J’ai comparé deux millésimes d’un rouge Sainte-Victoire sur trois soirées en un mois, entre aération et arômes réducteurs

avril 22, 2026

L’odeur me saisit dès que j’ai débouché la bouteille du millésime ancien dans mon appartement d’Aix-en-Provence : une note de caoutchouc mêlée à une légère touche d’œuf pourri. J’ai alors ouvert le plus jeune une heure trente avant, en le carafant doucement, tandis que le vieux attendait patiemment trois heures avec agitation régulière. Cette expérience étalée sur trois soirées, à une semaine d’intervalle, visait à mesurer comment le temps d’aération et la méthode d’ouverture pouvaient faire disparaître les arômes réducteurs et révéler les profils aromatiques de ces deux rouges Sainte-Victoire. J’ai voulu voir si ma pratique d’agiter le vin pour accélérer la décantation tenait face à un carafage plus court, et comment cela influençait la texture et le fruité en conditions réelles.

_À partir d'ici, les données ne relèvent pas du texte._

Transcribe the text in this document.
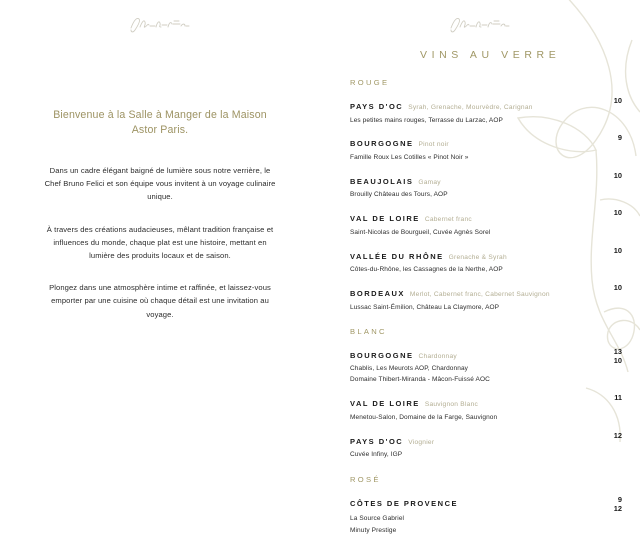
Bienvenue à la Salle à Manger de la Maison Astor Paris.

Dans un cadre élégant baigné de lumière sous notre verrière, le Chef Bruno Felici et son équipe vous invitent à un voyage culinaire unique.

À travers des créations audacieuses, mêlant tradition française et influences du monde, chaque plat est une histoire, mettant en lumière des produits locaux et de saison.

Plongez dans une atmosphère intime et raffinée, et laissez-vous emporter par une cuisine où chaque détail est une invitation au voyage.

VINS AU VERRE
ROUGE
PAYS D'OC Syrah, Grenache, Mourvèdre, Carignan
Les petites mains rouges, Terrasse du Larzac, AOP
10
BOURGOGNE Pinot noir
Famille Roux Les Cotilles « Pinot Noir »
9
BEAUJOLAIS Gamay
Brouilly Château des Tours, AOP
10
VAL DE LOIRE Cabernet franc
Saint-Nicolas de Bourgueil, Cuvée Agnès Sorel
10
VALLÉE DU RHÔNE Grenache & Syrah
Côtes-du-Rhône, les Cassagnes de la Nerthe, AOP
10
BORDEAUX Merlot, Cabernet franc, Cabernet Sauvignon
Lussac Saint-Émilion, Château La Claymore, AOP
10
BLANC
BOURGOGNE Chardonnay
Chablis, Les Meurots AOP, Chardonnay
Domaine Thibert-Miranda - Mâcon-Fuissé AOC
13
10
VAL DE LOIRE Sauvignon Blanc
Menetou-Salon, Domaine de la Farge, Sauvignon
11
PAYS D'OC Viognier
Cuvée Infiny, IGP
12
ROSÉ
CÔTES DE PROVENCE
La Source Gabriel
Minuty Prestige
9
12
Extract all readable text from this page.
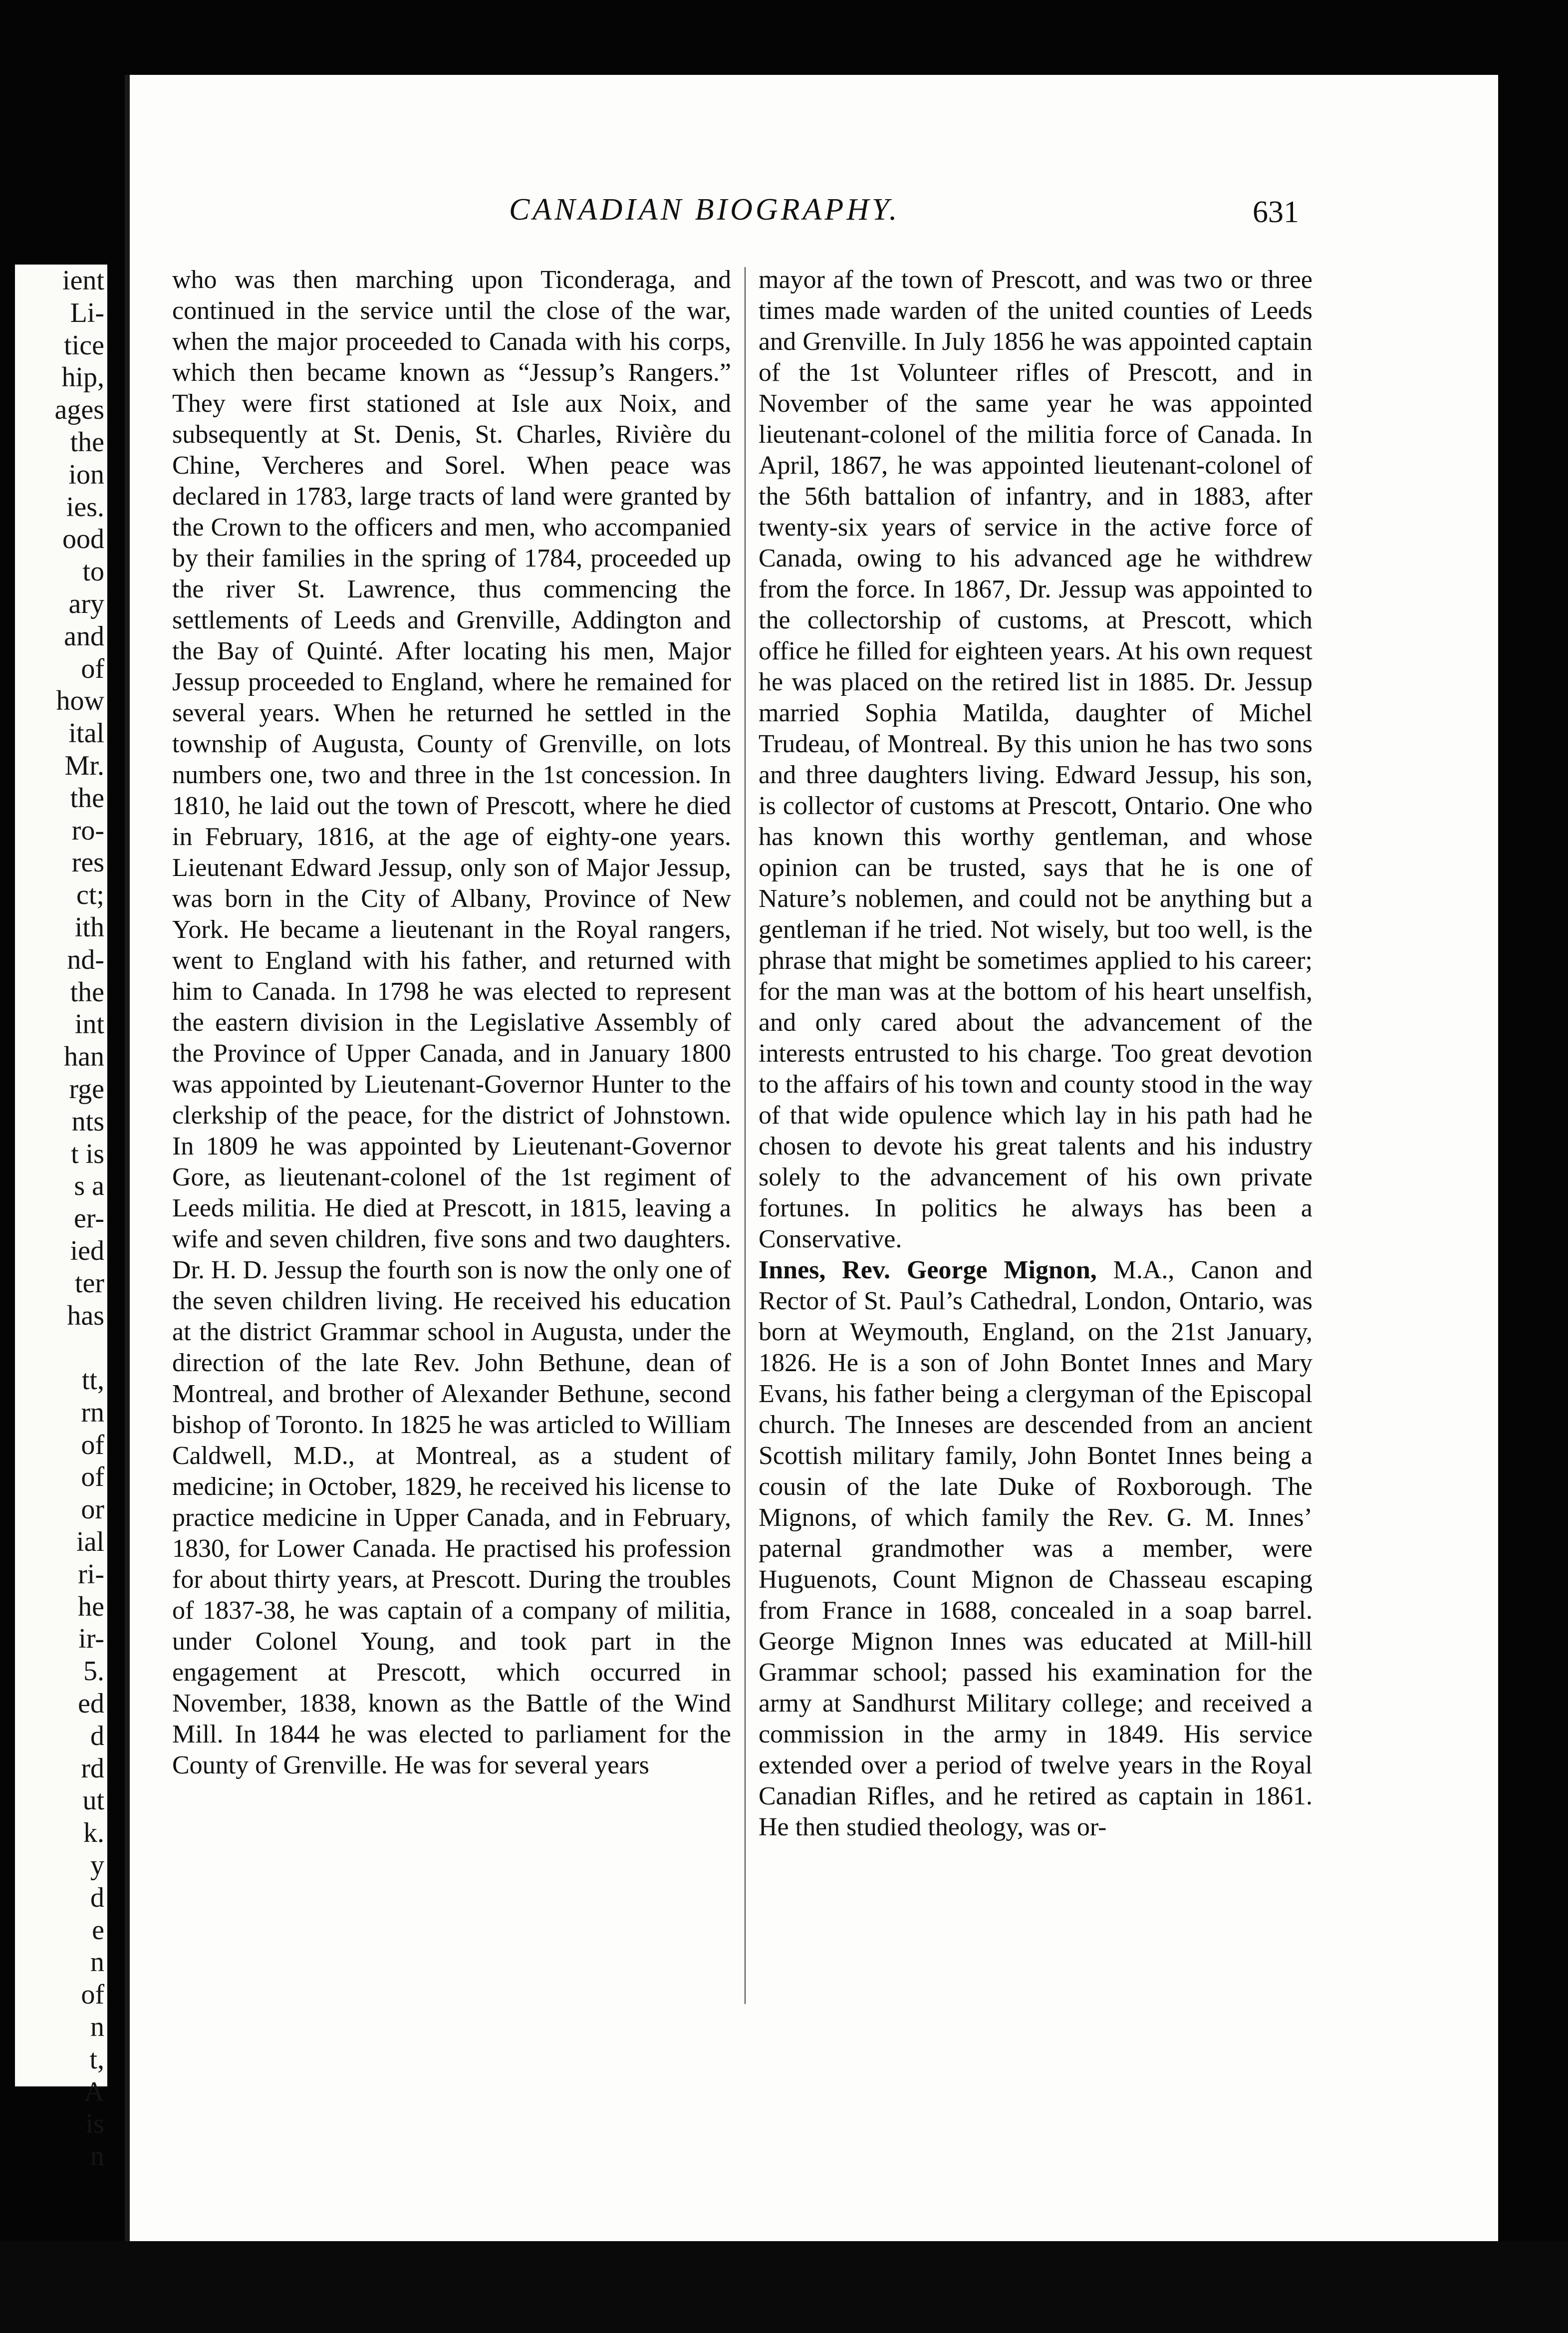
ient
Li-
tice
hip,
ages
the
ion
ies.
ood
to
ary
and
of
how
ital
Mr.
the
ro-
res
ct;
ith
nd-
the
int
han
rge
nts
t is
s a
er-
ied
ter
has
tt,
rn
of
of
or
ial
ri-
he
ir-
5.
ed
d
rd
ut
k.
y
d
e
n
of
n
t,
A
is
n
CANADIAN BIOGRAPHY.	631

who was then marching upon Ticonderaga, and continued in the service until the close of the war, when the major proceeded to Canada with his corps, which then became known as “Jessup’s Rangers.” They were first stationed at Isle aux Noix, and subsequently at St. Denis, St. Charles, Rivière du Chine, Vercheres and Sorel. When peace was declared in 1783, large tracts of land were granted by the Crown to the officers and men, who accompanied by their families in the spring of 1784, proceeded up the river St. Lawrence, thus commencing the settlements of Leeds and Grenville, Addington and the Bay of Quinté. After locating his men, Major Jessup proceeded to England, where he remained for several years. When he returned he settled in the township of Augusta, County of Grenville, on lots numbers one, two and three in the 1st concession. In 1810, he laid out the town of Prescott, where he died in February, 1816, at the age of eighty-one years. Lieutenant Edward Jessup, only son of Major Jessup, was born in the City of Albany, Province of New York. He became a lieutenant in the Royal rangers, went to England with his father, and returned with him to Canada. In 1798 he was elected to represent the eastern division in the Legislative Assembly of the Province of Upper Canada, and in January 1800 was appointed by Lieutenant-Governor Hunter to the clerkship of the peace, for the district of Johnstown. In 1809 he was appointed by Lieutenant-Governor Gore, as lieutenant-colonel of the 1st regiment of Leeds militia. He died at Prescott, in 1815, leaving a wife and seven children, five sons and two daughters. Dr. H. D. Jessup the fourth son is now the only one of the seven children living. He received his education at the district Grammar school in Augusta, under the direction of the late Rev. John Bethune, dean of Montreal, and brother of Alexander Bethune, second bishop of Toronto. In 1825 he was articled to William Caldwell, M.D., at Montreal, as a student of medicine; in October, 1829, he received his license to practice medicine in Upper Canada, and in February, 1830, for Lower Canada. He practised his profession for about thirty years, at Prescott. During the troubles of 1837-38, he was captain of a company of militia, under Colonel Young, and took part in the engagement at Prescott, which occurred in November, 1838, known as the Battle of the Wind Mill. In 1844 he was elected to parliament for the County of Grenville. He was for several years

mayor af the town of Prescott, and was two or three times made warden of the united counties of Leeds and Grenville. In July 1856 he was appointed captain of the 1st Volunteer rifles of Prescott, and in November of the same year he was appointed lieutenant-colonel of the militia force of Canada. In April, 1867, he was appointed lieutenant-colonel of the 56th battalion of infantry, and in 1883, after twenty-six years of service in the active force of Canada, owing to his advanced age he withdrew from the force. In 1867, Dr. Jessup was appointed to the collectorship of customs, at Prescott, which office he filled for eighteen years. At his own request he was placed on the retired list in 1885. Dr. Jessup married Sophia Matilda, daughter of Michel Trudeau, of Montreal. By this union he has two sons and three daughters living. Edward Jessup, his son, is collector of customs at Prescott, Ontario. One who has known this worthy gentleman, and whose opinion can be trusted, says that he is one of Nature’s noblemen, and could not be anything but a gentleman if he tried. Not wisely, but too well, is the phrase that might be sometimes applied to his career; for the man was at the bottom of his heart unselfish, and only cared about the advancement of the interests entrusted to his charge. Too great devotion to the affairs of his town and county stood in the way of that wide opulence which lay in his path had he chosen to devote his great talents and his industry solely to the advancement of his own private fortunes. In politics he always has been a Conservative.

Innes, Rev. George Mignon, M.A., Canon and Rector of St. Paul’s Cathedral, London, Ontario, was born at Weymouth, England, on the 21st January, 1826. He is a son of John Bontet Innes and Mary Evans, his father being a clergyman of the Episcopal church. The Inneses are descended from an ancient Scottish military family, John Bontet Innes being a cousin of the late Duke of Roxborough. The Mignons, of which family the Rev. G. M. Innes’ paternal grandmother was a member, were Huguenots, Count Mignon de Chasseau escaping from France in 1688, concealed in a soap barrel. George Mignon Innes was educated at Mill-hill Grammar school; passed his examination for the army at Sandhurst Military college; and received a commission in the army in 1849. His service extended over a period of twelve years in the Royal Canadian Rifles, and he retired as captain in 1861. He then studied theology, was or-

Comment j’ai organisé ce test sur trois soirées chez moi

Pour ce test, j’ai choisi deux bouteilles de rouge Sainte-Victoire, l’une datant de 2018, l’autre de 2021. Le millésime ancien, déjà âgé de 3 ans, avait été acheté autour de 15 euros, tandis que le plus jeune avoisinait les 12 euros. J’ai décidé de faire ces dégustations chez moi, dans mon appartement d’Aix-en-Provence, où la température ambiante oscille généralement entre 20 et 22 °C en soirée, soit un cadre assez proche d’une consommation domestique classique. Les trois sessions ont été espacées d’une semaine, avec une ouverture systématique des bouteilles environ une heure avant la dégustation, sauf pour la méthode d’aération prolongée où le millésime ancien a été ouvert 3 heures avant.

Le protocole d’aération a varié d’une soirée à l’autre. Pour le millésime ancien, j’ai opté pour une ouverture 3 heures avant la première dégustation, en brassant doucement la bouteille toutes les 30 minutes, ce qui m’a permis de tester si une agitation légère pouvait aider à éliminer les notes réductrices. Le millésime jeune, quant à lui, a été carafé 1h30 avant la deuxième soirée, tandis que lors de la première soirée, les deux bouteilles avaient été simplement ouvertes une heure avant sans décantation. Ce décalage m’a aidée à évaluer l’impact réel du temps et de la méthode sur les arômes et la texture.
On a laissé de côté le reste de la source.